Which leads to the next point.

2) Real Life Relevance 

The belief or thinking comes before the act. You need to remember this when you are creating your course. Your learners are here because they are eager to acquire the information and understanding that will develop the skills that they need to excel. This says real life all over it, so it’s important to keep in mind that real people will be using this content to make real changes. People will always feel there is value in what they are doing if its helpful in everyday life.

Guarantee success with these tips:  

  • Use relatable images and discuss real-life situations when addressing concerns, doubts, or processes. They will think of the course the next time they are in a situation and refer to what they’ve learned.
  • Tap into emotions like intrigue and motivation. It’s easier to absorb information if you are having fun or if you are engaging in an activity without realizing that you are learning. Use features provided by your platform or other sites (Youtube, etc.) to help you do this.
  • Adapting for mobile. The on-the-go culture is undeniable. Having small portions of the course (whether it’s games or exercises) in mobile format would allow to maximize the experience and making the most of downtime.
  • Exploration is key to the learning process and adding activities as possible to do this on their own time can keep them coming back for more.

Ask yourself: Would I read/watch this course? If the answer is “no,” then you know you are doing something wrong. Before you publish your course, review these items to make sure it is worth taking.

Also read: Keep eLearning Real: 4 Basic Story Types to Link Learning to the Real-World

3) Add the human element: Learning with Others

Social learning can provide the sense of a classroom dynamic. Among the features that your platform may provide, a forum is always a great place for students or employees to further discuss the course. Encouraging group interaction can add the “human element” that isn’t as present online.

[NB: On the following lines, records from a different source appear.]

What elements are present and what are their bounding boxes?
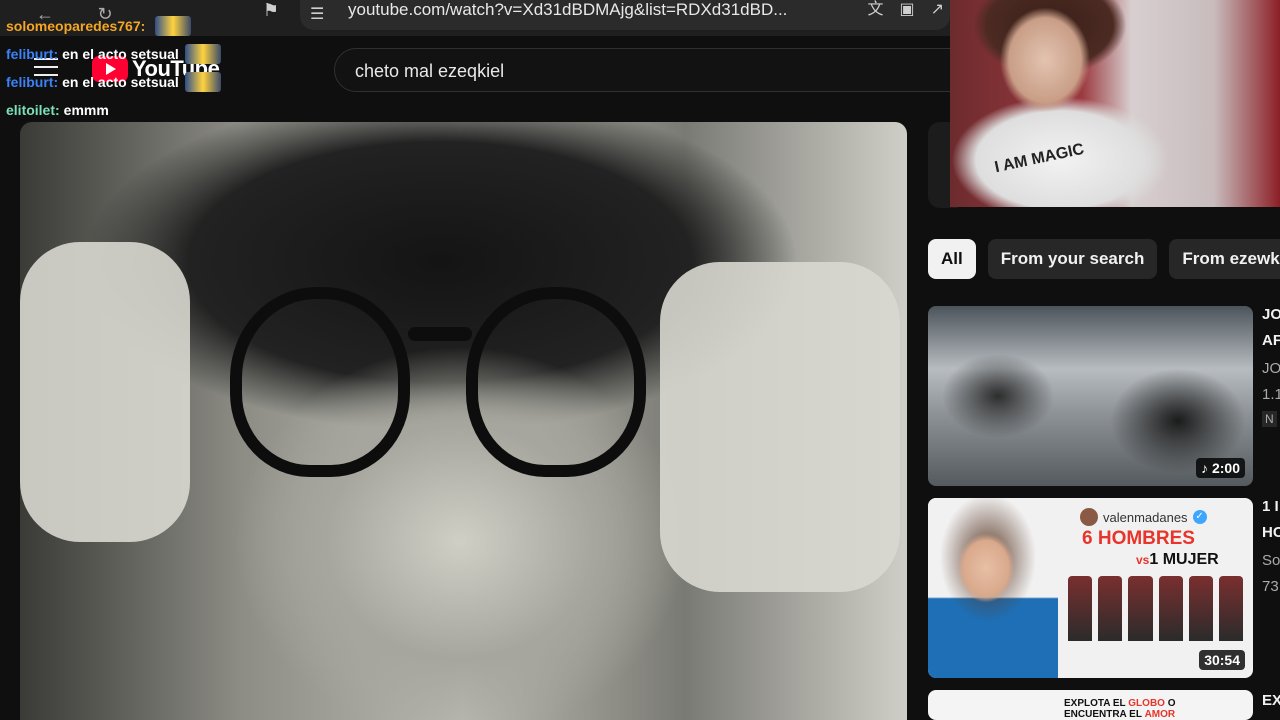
cast-icon[interactable]: ▣ — [899, 0, 914, 20]
chat-username: feliburt: — [6, 46, 59, 62]
view-count: 1.1 — [1262, 386, 1280, 403]
address-bar[interactable]: ☰ youtube.com/watch?v=Xd31dBDMAjg&list=R… — [300, 0, 950, 30]
search-input[interactable]: cheto mal ezeqkiel — [334, 48, 974, 92]
bookmark-icon[interactable]: ⚑ — [258, 0, 284, 24]
chat-text: emmm — [63, 102, 109, 118]
thumbnail-headline: EXPLOTA EL GLOBO O ENCUENTRA EL AMOR — [1064, 698, 1176, 720]
filter-chips: All From your search From ezewk — [928, 239, 1280, 279]
video-thumbnail[interactable]: valenmadanes ✓ 6 HOMBRES vs1 MUJER 30:54 — [928, 498, 1253, 678]
video-title[interactable]: 1 I — [1262, 498, 1280, 515]
video-title[interactable]: AF — [1262, 332, 1280, 349]
video-hand-left — [20, 242, 190, 542]
car-emote — [184, 72, 221, 92]
thumbnail-men — [1068, 576, 1244, 641]
video-title[interactable]: EX — [1262, 692, 1280, 709]
chip-all[interactable]: All — [928, 239, 976, 279]
chat-text: en el acto setsual — [62, 46, 179, 62]
verified-icon: ✓ — [1192, 510, 1207, 524]
url-text[interactable]: youtube.com/watch?v=Xd31dBDMAjg&list=RDX… — [348, 0, 787, 20]
shirt-text: I AM MAGIC — [993, 140, 1086, 177]
chat-message: solomeoparedes767: — [6, 12, 221, 40]
chat-message: elitoilet: emmm — [6, 96, 221, 124]
chip-from-channel[interactable]: From ezewk — [1169, 239, 1280, 279]
video-hand-right — [660, 262, 900, 592]
video-title[interactable]: JO — [1262, 306, 1280, 323]
duration-badge: 30:54 — [1199, 650, 1245, 670]
chat-message: feliburt: en el acto setsual — [6, 40, 221, 68]
chat-message: feliburt: en el acto setsual — [6, 68, 221, 96]
chat-overlay: solomeoparedes767: feliburt: en el acto … — [6, 12, 221, 124]
chat-username: elitoilet: — [6, 102, 60, 118]
video-player[interactable] — [20, 122, 907, 720]
video-thumbnail[interactable]: EXPLOTA EL GLOBO O ENCUENTRA EL AMOR — [928, 690, 1253, 720]
chat-username: solomeoparedes767: — [6, 18, 146, 34]
car-emote — [184, 44, 221, 64]
video-title[interactable]: HC — [1262, 524, 1280, 541]
chat-text: en el acto setsual — [62, 74, 179, 90]
channel-handle: valenmadanes ✓ — [1080, 508, 1207, 526]
flag-emote — [155, 16, 192, 36]
view-count: 73 — [1262, 578, 1279, 595]
channel-name[interactable]: JO — [1262, 360, 1280, 377]
share-icon[interactable]: ↗ — [931, 0, 944, 20]
avatar — [1080, 508, 1098, 526]
translate-icon[interactable]: 文 — [867, 0, 883, 20]
tune-icon[interactable]: ☰ — [310, 4, 324, 24]
chat-username: feliburt: — [6, 74, 59, 90]
channel-name[interactable]: So — [1262, 552, 1280, 569]
video-glasses — [230, 287, 650, 487]
thumbnail-subheadline: vs1 MUJER — [1136, 551, 1219, 568]
webcam-overlay: I AM MAGIC — [950, 0, 1280, 207]
search-query[interactable]: cheto mal ezeqkiel — [355, 49, 504, 93]
thumbnail-headline: 6 HOMBRES — [1082, 528, 1195, 549]
music-note-icon: ♪ — [1200, 460, 1208, 476]
chip-from-your-search[interactable]: From your search — [987, 239, 1158, 279]
new-badge: N — [1262, 410, 1280, 427]
video-thumbnail[interactable]: ♪ 2:00 — [928, 306, 1253, 486]
duration-text: 2:00 — [1211, 460, 1240, 476]
duration-badge: ♪ 2:00 — [1195, 458, 1245, 478]
thumbnail-person — [928, 498, 1058, 678]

Solving problems collectively can help bring up questions or concerns that will help you identify where to further develop points. Students are open to sharing their experiences. Social learning invites sharing points of view, which will always add perspective and be useful to their advancement.

Must read: 

4) Staying Friendly to Learners

So you think its user-friendly, but you aren’t sure? Here’s a shortlist of questions to ask. Instructional designers make sure all these points are covered before moving forward. And run down the list with your team, applying these user experience tricks to your course development.

  • Is your course easy to navigate?
  • Is your course easy to read? Is the appearance of the screens overwhelming? If so, what can you remove to make it a pleasing visual?
  • Is the student’s progress easy to follow? Is it clear which lessons have been taken, and which are still missing
  • Are the additional learning experiences such as games, forums, and links all active and easy to access?
  • Are there milestones after lessons to test progress or determine whether or not the student has understood the material?

Useful resource: Don't Frustrate Your Learners! 7 Rules for Creating User-Friendly eLearning

Best of luck in your eLearning endeavors in 2018!

These four pillars are probably nothing new to experienced eLearning developers. However, it’s crucial for newbies to have a clear understanding of what successful courses have in common to build courses that drive results.